Taxation Act 1700
- Parliament of England
- Long title: An Act for granting to his Majesty several duties upon low wines or spirits of the first extraction, and continuing several additional duties upon coffee, tea, chocolate, spices and pictures, and certain impositions upon hawkers, pedlars, and petty chapmen, and the duty of fifteen per centum upon muslins, and for improving the duties upon japanned and lacquered goods, and for continuing the coinage duty, and the several terms and purposes therein mentioned.
- Citation: 12 & 13 Will. 3. c. 11
- Territorial extent: England and Wales

Dates
- Royal assent: 24 June 1701
- Commencement: 6 February 1701
- Repealed: 15 July 1867

Other legislation
- Amends: Coin Act 1666; Coinage Act 1672;
- Repealed by: Statute Law Revision Act 1867
- Relates to: Estreats (Personal Representatives) Act 1692; Coinage Act 1685; Coinage Act 1708;

Status: Repealed

Text of statute as originally enacted

= Taxation Act 1700 =

Act of the Parliament of England

The Taxation Act 1700 (12 & 13 Will. 3. c. 11) was an act of the Parliament of England.

== Provisions ==
Section 12 of the act revived and continued the Coin Act 1666 (18 & 19 Cha. 2. c. 5), as continued by the Coinage Act 1672 (25 Cha. 2. c. 8), revived and continued by the Coinage Act 1685 (1 Ja. 2. c. 7) and continued by the Estreats (Personal Representatives) Act 1692 (4 Will. & Mar. c. 24), until the end of the first session of the next parliament 7 years after 1 June 1701.

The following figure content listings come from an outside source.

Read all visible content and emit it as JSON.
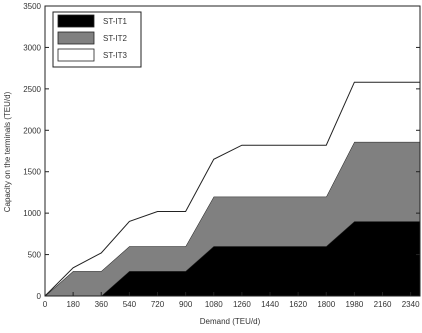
{
  "chart_data": {
    "type": "area",
    "stacked": true,
    "x_tick_labels": [
      "0",
      "180",
      "360",
      "540",
      "720",
      "900",
      "1080",
      "1260",
      "1440",
      "1620",
      "1800",
      "1980",
      "2160",
      "2340"
    ],
    "xlim": [
      0,
      2400
    ],
    "ylim": [
      0,
      3500
    ],
    "y_ticks": [
      0,
      500,
      1000,
      1500,
      2000,
      2500,
      3000,
      3500
    ],
    "xlabel": "Demand (TEU/d)",
    "ylabel": "Capacity on the terminals (TEU/d)",
    "legend_position": "top-left",
    "x": [
      0,
      180,
      360,
      540,
      720,
      900,
      1080,
      1260,
      1440,
      1620,
      1800,
      1980,
      2160,
      2400
    ],
    "series": [
      {
        "name": "ST-IT1",
        "color": "#000000",
        "values": [
          0,
          0,
          0,
          300,
          300,
          300,
          600,
          600,
          600,
          600,
          600,
          900,
          900,
          900
        ]
      },
      {
        "name": "ST-IT2",
        "color": "#808080",
        "values": [
          0,
          300,
          300,
          300,
          300,
          300,
          600,
          600,
          600,
          600,
          600,
          960,
          960,
          960
        ]
      },
      {
        "name": "ST-IT3",
        "color": "#ffffff",
        "values": [
          0,
          40,
          220,
          300,
          420,
          420,
          450,
          620,
          620,
          620,
          620,
          720,
          720,
          720
        ]
      }
    ]
  }
}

== Subsequent developments ==
Section 1 of the Coinage Act 1708 (7 Ann. c. 24) continued the Coin Act 1666 (18 Cha. 2. c. 5), as continued by the Coinage Act 1672 (25 Cha. 2. c. 8) and revived and continued by the Estreats (Personal Representatives) Act 1692 (4 Will. & Mar. c. 24), continued by the Estreats (Personal Representatives) Act 1692 (4 Will. & Mar. c. 24) and continued by the act, until the end of the next session of parliament after 7 years from 1 March 1708.

The whole act was repealed by section 1 of, and the schedule to, the Statute Law Revision Act 1867 (30 & 31 Vict. c. 59), which came into force on 15 July 1867.